Когда откладываешь неприятное решение, полгода могут пролететь как одно мгновение. Так и случилось с Алексеем весной и летом 1716 года. Подошла осень, прошел срок, назначенный Петром, а царевич все тянул. Он писал отцу, но в письмах речь шла только о его здоровье и повседневных делах. Потом в начале октября пришло от Петра то письмо, которого боялся царевич. Оно было написано 26 августа в Копенгагене, в самом разгаре приготовлений к объединенному наступлению союзников на Сканию. Это письмо было окончательным ультиматумом отца сыну; царевичу надлежало ответить с тем же курьером: «Мой сын! Письма твои два получил, в которых только о здоровье пишешь, чего для сим письмом вам напоминаю. Понеже когда прощался я с тобою, испрашивал тебя о резолюции твоей на известное дело, на что ты всегда одно говорил, что к наследству быть не можешь за слабостию своею и что в монастырь удобнее желаешь; но я тогда тебе говорил, чтоб еще ты подумал о том гораздо и писал ко мне, какую возьмешь резолюцию, чего ждал семь месяцев; но по ся поры ничего не пишешь. Того для ныне (понеже время довольно на размышление имел), по получении сего письма, немедленно резолюцию возьми: или первое, или другое. И буде первое возьмешь, то более недели не мешкай, поезжай сюда, ибо еще можешь к действам поспеть. Буде же другое возьмешь, то отпиши куды и в которое время и день (дабы я покой имел в моей совести, чего от тебя ожидать могу). А сего доносителя пришли с окончанием; буде по первому, то когда выедешь из Петербурга; буде же другое, то когда совершишь. О чем паки подтверждаем, чтобы сие конечно учинено было, ибо я вижу, что время проводишь в обыкновенном своем неплодии».

Держа в руке это письмо, Алексей наконец принял решение – не идти ни одним из путей, указанных отцом, а бежать и укрыться там, где карающая рука отца не сможет дотянуться до него. Всего двумя месяцами раньше Кикин, уезжая сопровождать тетку Алексея, царевну Марию, в Карлсбад, шепнул царевичу: «Я поищу для вас места, где бы спрятаться». Кикин еще не вернулся, и Алексей не знал, куда ему ехать, и мог думать только об одном: скрыться от железной руки, которая вот-вот схватит его.

Алексей действовал быстро и увертливо. Он тут же отправился к Меншикову, объявил, что едет в Копенгаген к отцу и что ему нужно 1000 дукатов на дорогу. Он побывал в Сенате, призвал тамошних своих друзей хранить верность его интересам и получил еще 2000 рублей на расходы.

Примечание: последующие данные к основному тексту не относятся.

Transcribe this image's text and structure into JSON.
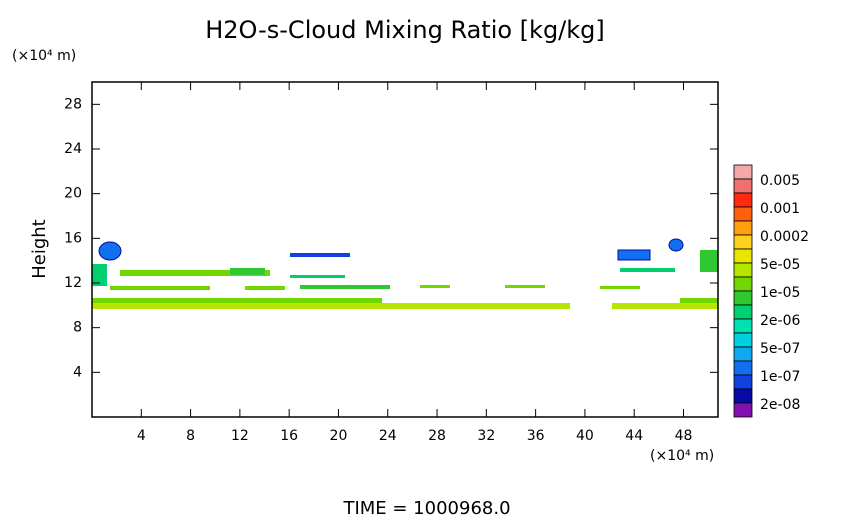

В Риге он одолжил у одного купца 5000 рублей золотом и 2000 рублей другой монетой. На вопрос Меншикова, как он намерен поступить с Евфросиньей, Алексей сказал, что возьмет ее с собой до Риги, а оттуда отошлет назад в Петербург. «Лучше уж забирай ее совсем», – предложил Меншиков.

Уезжая из Петербурга, Алексей выдал свои истинные намерения только своему слуге Афанасьеву. Но по пути, за несколько миль до Либавы, он повстречал карету своей тетки, царевны Марии Алексеевны, ехавшей с лечения в Карлсбаде. Она сочувствовала и Алексею, и старозаветным обычаям, но слишком боялась Петра, чтобы открыто высказываться против него. Алексей сел к ней в карету и сначала сказал, что послушался приказа отца и едет, чтобы присоединиться к нему. «Хорошо, – ответила царевна, – необходимо слушаться его. Так угодно Господу». Тогда Алексей разрыдался и, глотая слезы, признался тетке, что хочет скрыться от Петра. «Куда же ты поедешь? – спросила перепуганная царевна. – Твой отец найдет тебя везде». Она советовала потерпеть, надеясь, что в конце концов Господь всех рассудит. От нее царевич узнал, что в Либаве в это время находился Кикин, и он отправился туда в надежде, что тот присоветует ему что-нибудь получше.

Кикин высказался в пользу Вены, поскольку император приходился Алексею свояком. Алексей ухватился за это предложение. В собственной карете он доехал до Данцига. Оттуда царевич в форме русского офицера, под именем Коханского, с Евфросиньей, переодетой мальчиком-пажом, и с тремя русскими слугами выехал в Вену через Бреслау и Прагу. Перед отъездом Кикин дал ему настоятельный совет: «Помни, если отец пришлет кого-нибудь уговаривать тебя, чтобы ты вернулся, не делай этого. Он тебе принародно отрубит голову».